La víctima perdió el ojo izquierdo
Durante la vista, celebrada por videoconferencia, fuentes oficiales informaron de que Ogilvie, de unos 40 años, perdió el ojo izquierdo como consecuencia del ataque y sufrió heridas graves en el cuello y la espalda. La Policía norirlandesa (PSNI) ha descartado que el suceso tenga relación con el terrorismo islamista, aunque el móvil del ataque sigue sin esclarecerse.
Anti-immigrant protests erupted in Belfast following charges against a Sudanese man for a knife attack, leading to heightened tensions https://t.co/OIWqD92tez pic.twitter.com/Da0uOrEW3M
— Reuters (@Reuters) June 10, 2026
El juez Steven Keown denegó la libertad bajo fianza al acusado al considerar que los riesgos eran «demasiado grandes», aceptando el argumento de la PSNI de que su puesta en libertad podría avivar los disturbios en un clima de tensión racial creciente en la región.
El magistrado advirtió además de que cualquier persona que participe en actos violentos podría enfrentarse a penas de prisión.
De Sudán a Belfast pasando por París y Dublín
Según la PSNI, Alodid viajó desde Sudán hasta París y posteriormente desde la capital francesa hasta Dublín en fechas que no se han precisado, para después tomar un autobús hasta Belfast en febrero de 2023, donde solicitó asilo de inmediato.
En septiembre de ese mismo año obtuvo permiso para permanecer en el Reino Unido.

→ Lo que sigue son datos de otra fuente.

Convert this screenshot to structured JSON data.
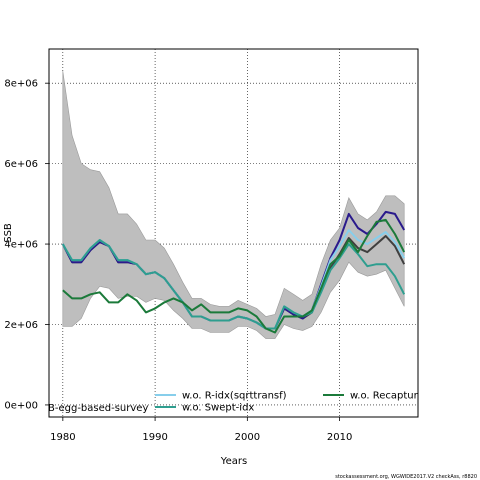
{
  "chart_data": {
    "type": "line",
    "xlabel": "Years",
    "ylabel": "SSB",
    "xlim": [
      1978.5,
      2018.5
    ],
    "ylim": [
      -300000,
      8850000
    ],
    "grid": true,
    "x_ticks": [
      1980,
      1990,
      2000,
      2010
    ],
    "x_tick_labels": [
      "1980",
      "1990",
      "2000",
      "2010"
    ],
    "y_ticks": [
      0,
      2000000,
      4000000,
      6000000,
      8000000
    ],
    "y_tick_labels": [
      "0e+00",
      "2e+06",
      "4e+06",
      "6e+06",
      "8e+06"
    ],
    "x": [
      1980,
      1981,
      1982,
      1983,
      1984,
      1985,
      1986,
      1987,
      1988,
      1989,
      1990,
      1991,
      1992,
      1993,
      1994,
      1995,
      1996,
      1997,
      1998,
      1999,
      2000,
      2001,
      2002,
      2003,
      2004,
      2005,
      2006,
      2007,
      2008,
      2009,
      2010,
      2011,
      2012,
      2013,
      2014,
      2015,
      2016,
      2017
    ],
    "confidence_band": {
      "color": "#bebebe",
      "upper": [
        8300000,
        6700000,
        6000000,
        5850000,
        5800000,
        5400000,
        4750000,
        4750000,
        4500000,
        4100000,
        4100000,
        3900000,
        3500000,
        3050000,
        2650000,
        2650000,
        2500000,
        2450000,
        2450000,
        2600000,
        2500000,
        2400000,
        2200000,
        2250000,
        2900000,
        2750000,
        2600000,
        2750000,
        3500000,
        4100000,
        4400000,
        5150000,
        4750000,
        4600000,
        4800000,
        5200000,
        5200000,
        5000000
      ],
      "lower": [
        1950000,
        1950000,
        2150000,
        2650000,
        2950000,
        2900000,
        2650000,
        2700000,
        2700000,
        2550000,
        2650000,
        2600000,
        2350000,
        2150000,
        1900000,
        1900000,
        1800000,
        1800000,
        1800000,
        1950000,
        1950000,
        1850000,
        1650000,
        1650000,
        2000000,
        1900000,
        1850000,
        1950000,
        2300000,
        2800000,
        3100000,
        3550000,
        3300000,
        3200000,
        3250000,
        3350000,
        2900000,
        2450000
      ]
    },
    "series": [
      {
        "color": "#3f3f3f",
        "values": [
          4000000,
          3550000,
          3550000,
          3850000,
          4050000,
          3950000,
          3550000,
          3550000,
          3500000,
          3250000,
          3300000,
          3150000,
          2850000,
          2550000,
          2200000,
          2200000,
          2100000,
          2100000,
          2100000,
          2200000,
          2150000,
          2050000,
          1900000,
          1900000,
          2400000,
          2250000,
          2150000,
          2300000,
          2850000,
          3400000,
          3750000,
          4150000,
          3900000,
          3800000,
          4000000,
          4200000,
          3950000,
          3500000
        ]
      },
      {
        "color": "#2a1a8c",
        "values": [
          4000000,
          3550000,
          3550000,
          3850000,
          4050000,
          3950000,
          3550000,
          3550000,
          3500000,
          3250000,
          3300000,
          3150000,
          2850000,
          2550000,
          2200000,
          2200000,
          2100000,
          2100000,
          2100000,
          2200000,
          2150000,
          2050000,
          1900000,
          1900000,
          2400000,
          2250000,
          2150000,
          2350000,
          3000000,
          3650000,
          4100000,
          4750000,
          4400000,
          4250000,
          4500000,
          4800000,
          4750000,
          4350000
        ]
      },
      {
        "name": "w.o. R-idx(sqrttransf)",
        "color": "#87ceeb",
        "values": [
          4000000,
          3600000,
          3600000,
          3900000,
          4100000,
          3950000,
          3600000,
          3600000,
          3500000,
          3250000,
          3300000,
          3150000,
          2850000,
          2550000,
          2200000,
          2200000,
          2100000,
          2100000,
          2100000,
          2200000,
          2150000,
          2050000,
          1900000,
          1900000,
          2450000,
          2300000,
          2200000,
          2350000,
          2950000,
          3600000,
          3950000,
          4350000,
          4100000,
          4000000,
          4150000,
          4300000,
          4050000,
          3650000
        ]
      },
      {
        "name": "w.o. Swept-idx",
        "color": "#2e9e8f",
        "values": [
          4000000,
          3600000,
          3600000,
          3900000,
          4100000,
          3950000,
          3600000,
          3600000,
          3500000,
          3250000,
          3300000,
          3150000,
          2850000,
          2550000,
          2200000,
          2200000,
          2100000,
          2100000,
          2100000,
          2200000,
          2150000,
          2050000,
          1900000,
          1900000,
          2450000,
          2300000,
          2200000,
          2300000,
          2800000,
          3350000,
          3650000,
          4000000,
          3750000,
          3450000,
          3500000,
          3500000,
          3200000,
          2750000
        ]
      },
      {
        "name": "w.o. Recaptur",
        "color": "#1b7a3a",
        "values": [
          2850000,
          2650000,
          2650000,
          2750000,
          2800000,
          2550000,
          2550000,
          2750000,
          2600000,
          2300000,
          2400000,
          2550000,
          2650000,
          2550000,
          2350000,
          2500000,
          2300000,
          2300000,
          2300000,
          2400000,
          2350000,
          2200000,
          1900000,
          1800000,
          2200000,
          2200000,
          2200000,
          2350000,
          2900000,
          3500000,
          3700000,
          4100000,
          3800000,
          4200000,
          4550000,
          4600000,
          4250000,
          3800000
        ]
      }
    ],
    "legend_entries": [
      {
        "label": "w.o. R-idx(sqrttransf)",
        "color": "#87ceeb"
      },
      {
        "label": "w.o. Swept-idx",
        "color": "#2e9e8f"
      },
      {
        "label": "w.o. Recaptur",
        "color": "#1b7a3a"
      }
    ],
    "annotation": "B-egg-based-survey",
    "footer": "stockassessment.org, WGWIDE2017.V2  checkAss, r8820"
  }
}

Una noche de incendios y expulsiones de familias
Los disturbios que siguieron al apuñalamiento concentraron los peores episodios de violencia en Belfast, donde grupos antiinmigración convocados por la extrema derecha incendiaron un autobús urbano y varios vehículos. Hombres encapuchados llegaron a expulsar a familias enteras de sus hogares bajo amenaza de las llamas, en escenas que se repitieron en otras localidades de Irlanda del Norte.
URGENTE: Los manifestantes en Belfast están yendo de casa en casa buscando migrantes y desalojándolos. pic.twitter.com/oxnph3sNfD
— @IsraelVive (@IsraelVive1948) June 9, 2026
La ministra norirlandesa de Justicia, Naomi Long, señaló directamente a la extrema derecha como instigadora de la tensión racial. «Esta es la pura definición de racismo», declaró a la BBC. Por su parte, la ministra principal norirlandesa y líder del Sinn Féin, Michelle O’Neill, calificó los disturbios de «cobardía repugnante» y los describió como simple delincuencia.
Su adjunta en el Ejecutivo de poder compartido, la unionista Emma Little-Pengelly, apeló a la calma y advirtió de que la violencia no hace avanzar ninguna causa, sino que la perjudica.
Un patrón que se repite en Irlanda del Norte
Los disturbios de Belfast no son un episodio aislado. Irlanda del Norte ha sido escenario en los últimos años de varias oleadas de protestas violentas organizadas tras incidentes atribuidos a personas inmigrantes asentadas en la provincia, en un contexto de tensión social que las autoridades llevan tiempo tratando de contener.
Las autoridades norirlandesas han señalado el papel de las redes sociales en la difusión de contenidos que contribuyen a escalar la tensión antes de que los hechos estén siquiera verificados. Los disturbios de esta semana también generaron protestas de menor envergadura en otras ciudades británicas, entre ellas Bangor, Glasgow y Londres.